In the Western Cape the average dam level is 70 per cent, which is low compared to last year because of lower-than-normal rainfall during the past winter.
Main drought impacts are on agriculture in the Vredendal, Garies, Bitterfontein areas, where the farmers have already applied for drought relief for their stock.
Most of Gauteng’s water is supplied by the Vaal and Crocodile West River systems. Minister Mokonyane said the average dam levels are currently at 84 per cent and pose manageable short-term water security risk.
“No hydrological drought is experienced currently. A number of projects are however underway to address service delivery problems,” she said.
The restrictions that have been implemented by Rand Water are as a result of the current high weather conditions, which could lead to a drought situation. The City of Tshwane implemented water restrictions in most towns due to the heat wave in October. While Joburg Water had not yet implemented water restriction, communities have been advised to use water wisely.
In the Eastern Cape, the water situation is generally good with average dam level at 78 per cent and most of the key dams are at full or close to full levels.

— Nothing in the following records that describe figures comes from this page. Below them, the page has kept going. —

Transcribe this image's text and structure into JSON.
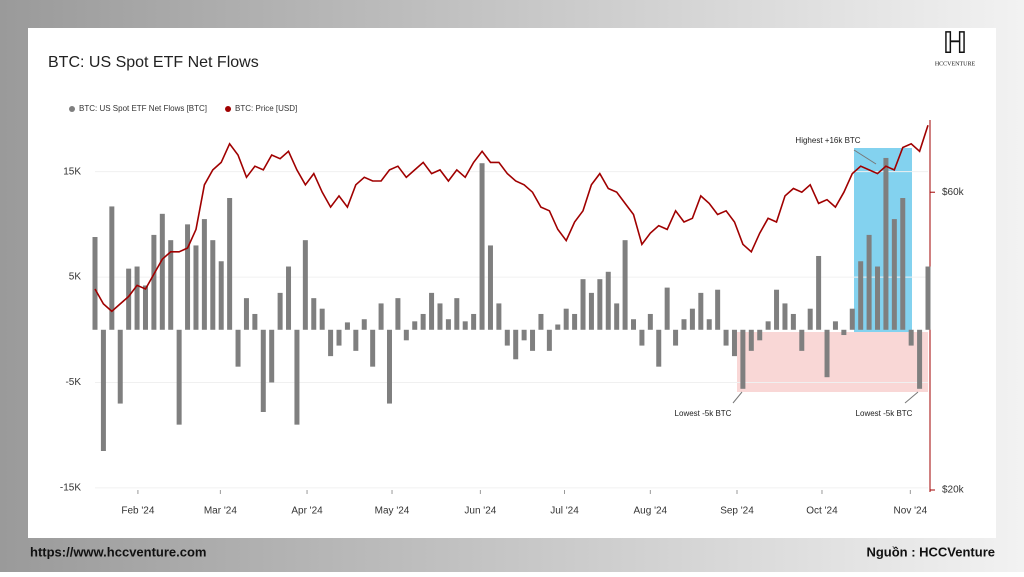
{
  "brand": {
    "logo": "HCCVENTURE",
    "url": "https://www.hccventure.com",
    "source": "Nguồn : HCCVenture"
  },
  "chart_data": {
    "type": "bar",
    "title": "BTC: US Spot ETF Net Flows",
    "xlim": [
      0,
      99
    ],
    "xticks": [
      {
        "value": 5.1,
        "label": "Feb '24"
      },
      {
        "value": 14.9,
        "label": "Mar '24"
      },
      {
        "value": 25.2,
        "label": "Apr '24"
      },
      {
        "value": 35.3,
        "label": "May '24"
      },
      {
        "value": 45.8,
        "label": "Jun '24"
      },
      {
        "value": 55.8,
        "label": "Jul '24"
      },
      {
        "value": 66.0,
        "label": "Aug '24"
      },
      {
        "value": 76.3,
        "label": "Sep '24"
      },
      {
        "value": 86.4,
        "label": "Oct '24"
      },
      {
        "value": 96.9,
        "label": "Nov '24"
      }
    ],
    "ylim": [
      -15200,
      19900
    ],
    "yticks": [
      {
        "value": 15000,
        "label": "15K"
      },
      {
        "value": 5000,
        "label": "5K"
      },
      {
        "value": -5000,
        "label": "-5K"
      },
      {
        "value": -15000,
        "label": "-15K"
      }
    ],
    "y2lim": [
      20000,
      69700
    ],
    "y2ticks": [
      {
        "value": 60000,
        "label": "$60k"
      },
      {
        "value": 20000,
        "label": "$20k"
      }
    ],
    "grid": true,
    "annotations": [
      "Highest +16k BTC",
      "Lowest -5k BTC",
      "Lowest -5k BTC"
    ],
    "series": [
      {
        "name": "BTC: US Spot ETF Net Flows [BTC]",
        "type": "bar",
        "axis": "y",
        "color": "#7f7f7f",
        "values": [
          8800,
          -11500,
          11700,
          -7000,
          5800,
          6000,
          4200,
          9000,
          11000,
          8500,
          -9000,
          10000,
          8000,
          10500,
          8500,
          6500,
          12500,
          -3500,
          3000,
          1500,
          -7800,
          -5000,
          3500,
          6000,
          -9000,
          8500,
          3000,
          2000,
          -2500,
          -1500,
          700,
          -2000,
          1000,
          -3500,
          2500,
          -7000,
          3000,
          -1000,
          800,
          1500,
          3500,
          2500,
          1000,
          3000,
          800,
          1500,
          15800,
          8000,
          2500,
          -1500,
          -2800,
          -1000,
          -2000,
          1500,
          -2000,
          500,
          2000,
          1500,
          4800,
          3500,
          4800,
          5500,
          2500,
          8500,
          1000,
          -1500,
          1500,
          -3500,
          4000,
          -1500,
          1000,
          2000,
          3500,
          1000,
          3800,
          -1500,
          -2500,
          -5600,
          -2000,
          -1000,
          800,
          3800,
          2500,
          1500,
          -2000,
          2000,
          7000,
          -4500,
          800,
          -500,
          2000,
          6500,
          9000,
          6000,
          16300,
          10500,
          12500,
          -1500,
          -5600,
          6000
        ]
      },
      {
        "name": "BTC: Price [USD]",
        "type": "line",
        "axis": "y2",
        "color": "#a00000",
        "values": [
          47000,
          45000,
          44000,
          45000,
          46000,
          47500,
          47000,
          49000,
          51000,
          52000,
          52000,
          52500,
          55000,
          61000,
          63000,
          64000,
          66500,
          65000,
          62000,
          63500,
          63000,
          65000,
          64500,
          65500,
          63000,
          61000,
          62500,
          60000,
          58000,
          59500,
          58000,
          61000,
          62000,
          61500,
          61500,
          63000,
          63500,
          62000,
          63000,
          64000,
          62500,
          63000,
          61500,
          63000,
          62000,
          64000,
          65500,
          64000,
          64000,
          62500,
          61500,
          61000,
          60000,
          58000,
          57500,
          55000,
          53500,
          56000,
          57500,
          61000,
          62500,
          60500,
          60000,
          58500,
          57000,
          53000,
          54500,
          55500,
          55000,
          57500,
          56000,
          56500,
          59500,
          58500,
          57000,
          57500,
          56000,
          53000,
          52000,
          54500,
          56500,
          56000,
          59500,
          60500,
          60000,
          61000,
          58500,
          59000,
          58000,
          60000,
          62500,
          63500,
          63000,
          62500,
          63500,
          63000,
          66000,
          66500,
          65500,
          69000
        ]
      }
    ]
  }
}
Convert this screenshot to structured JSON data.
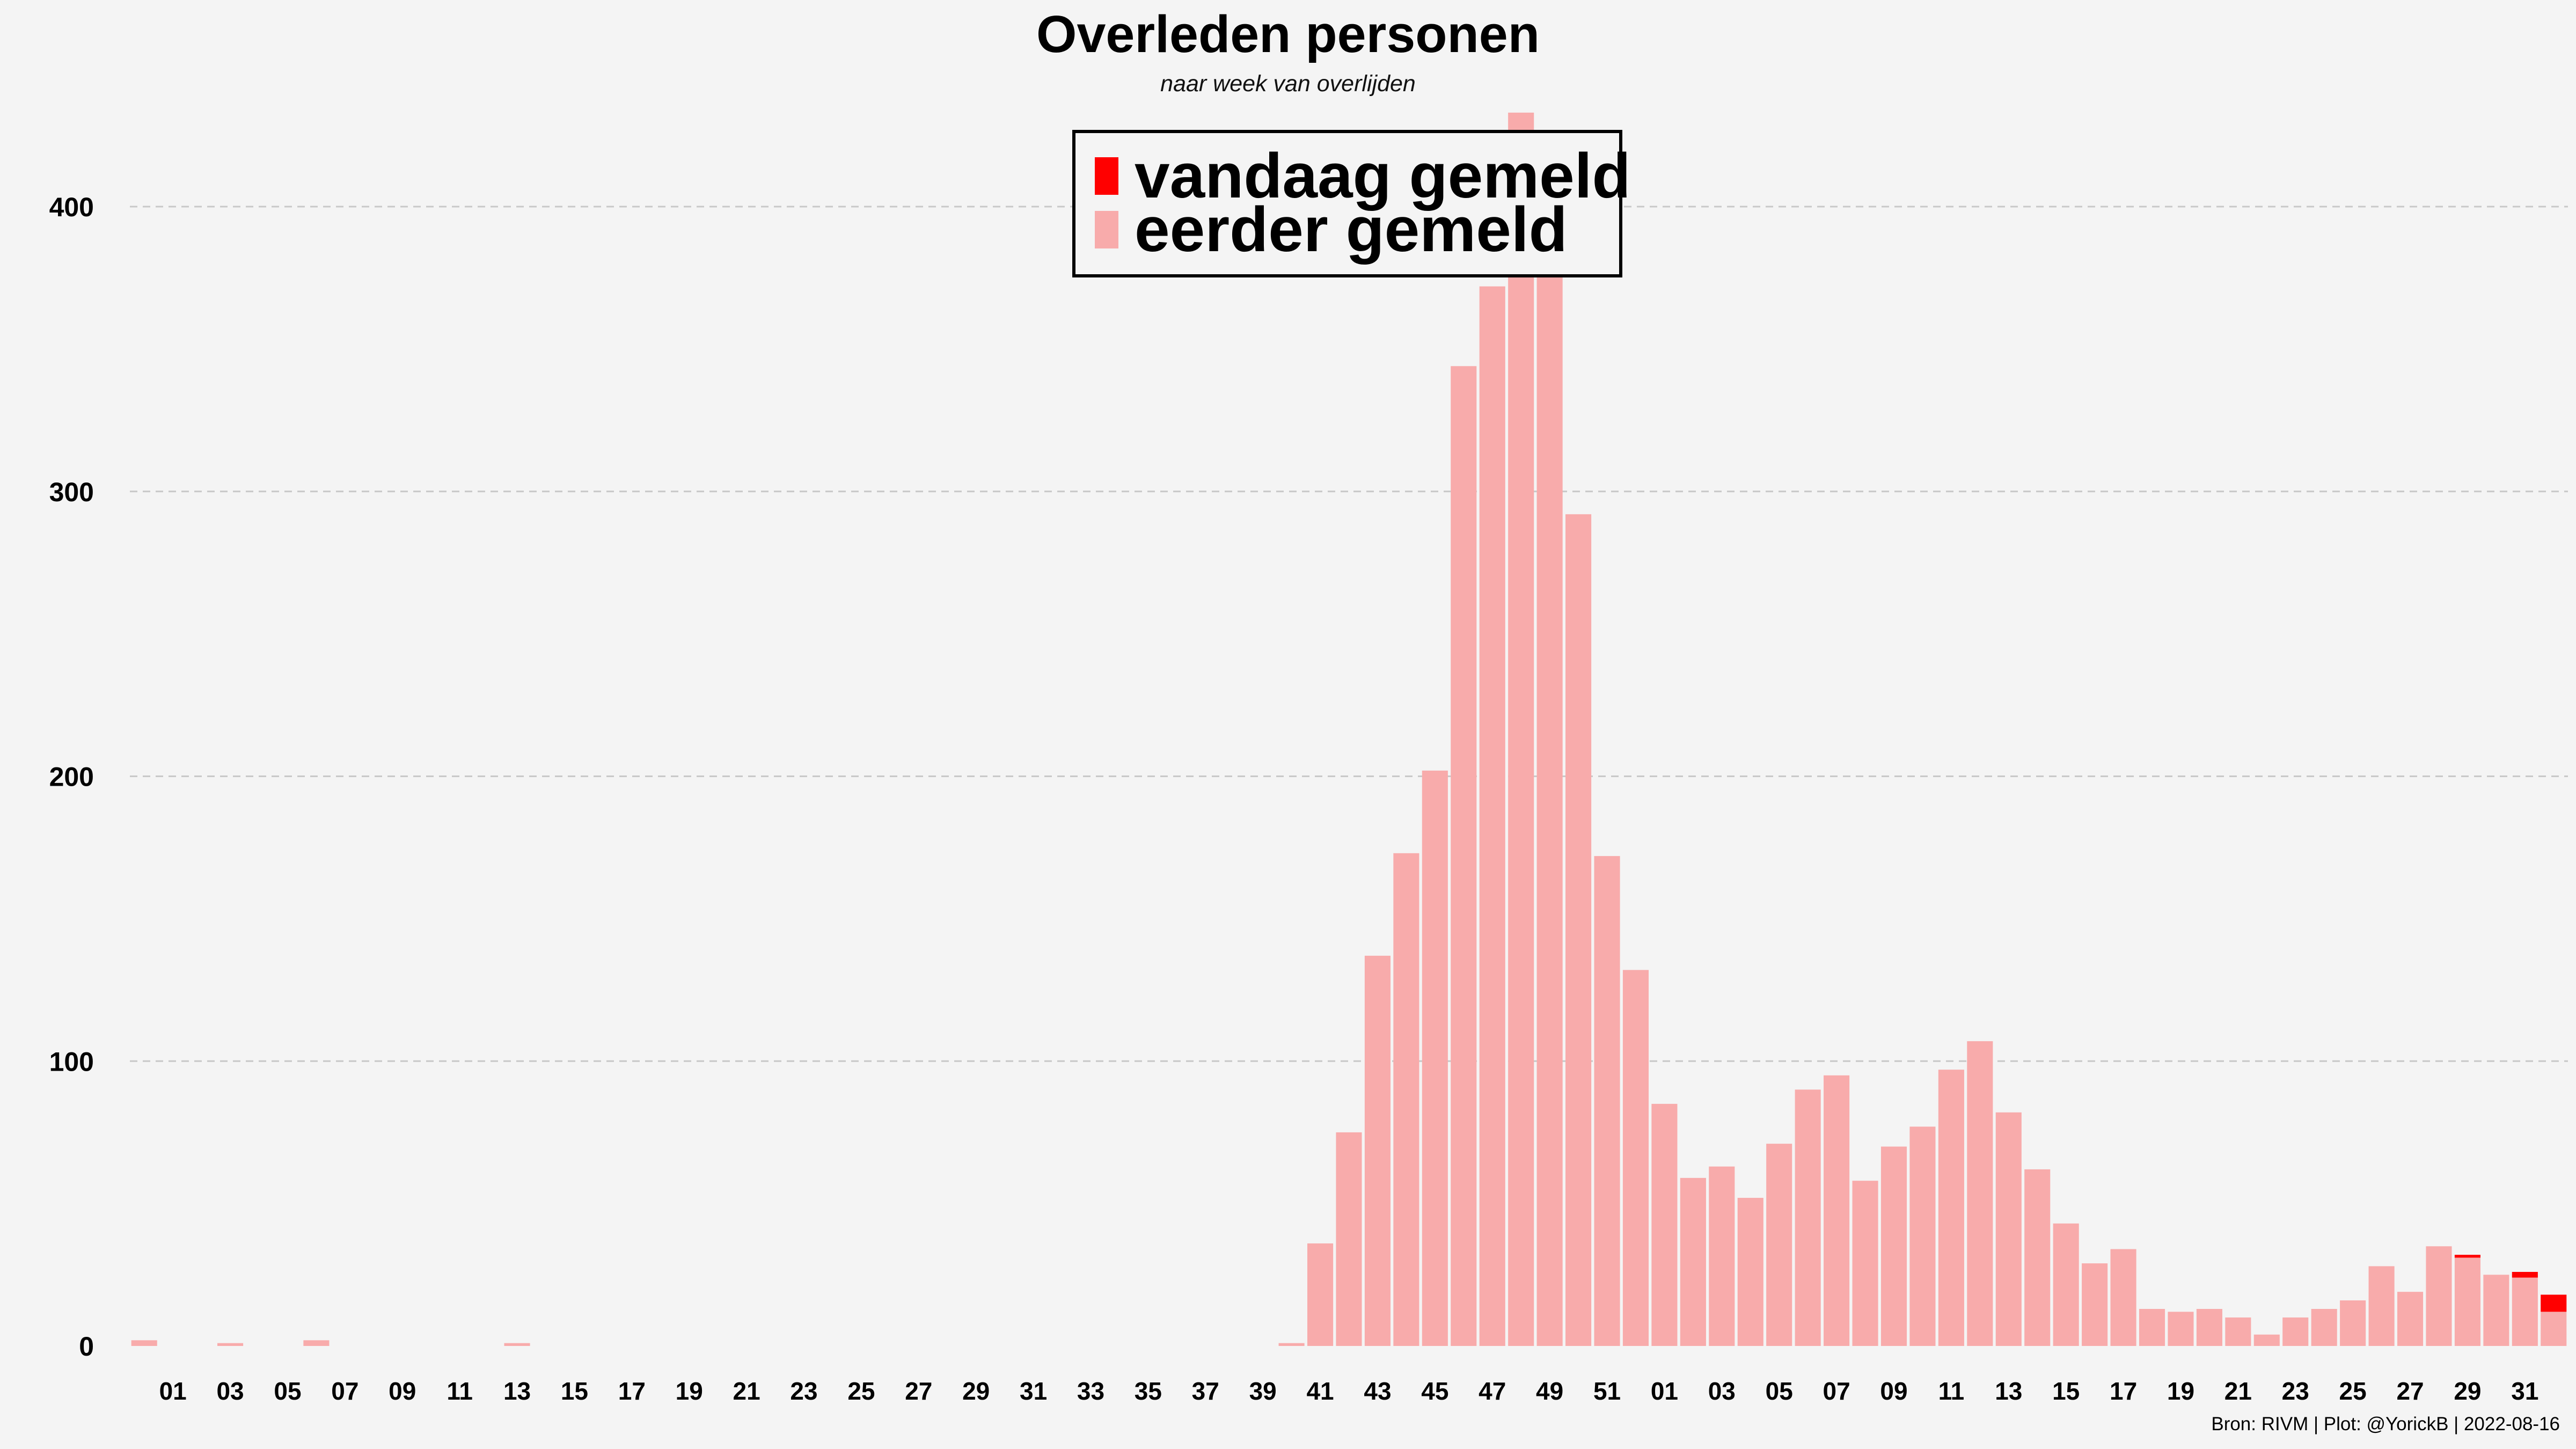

However, the Minister said there were areas of concern including Butterworth/Idutywa.
“Water restrictions should be implemented urgently to stretch the available water in the system.”
The average water level of dams in Limpopo is 71 per cent with 12 of 24 dams above 80 per cent and four dams below 50 per cent. The recent construction of the De Hoop Dam is expected to bring relief to the rapid growth in mining and domestic water demands in the Sekhukhune District Municipality.
The Minister said the department will intervene in addressing challenges in Limpopo, to help local government to manage them.
In Mpumalanga, dam water levels are on average at 70 per cent. Minister Mokonyane said the drought stricken area is primarily located in the south bordering KwaZulu-Natal and Swaziland.
“Despite below average rainfall, the domestic water supply systems are still in good state,” she said.
In KwaZulu-Natal the average water level of the dams is currently 58 per cent of full supply capacity. Three of the 18 large water supply schemes are at risk, and 42 of the 117 schemes are affected by drought.
“A plan of action has been developed, including drilling of boreholes, spring rehabilitation and packaged desalination plants. More than 150 tankers have already been deployed in 12 local municipalities," said the Minister.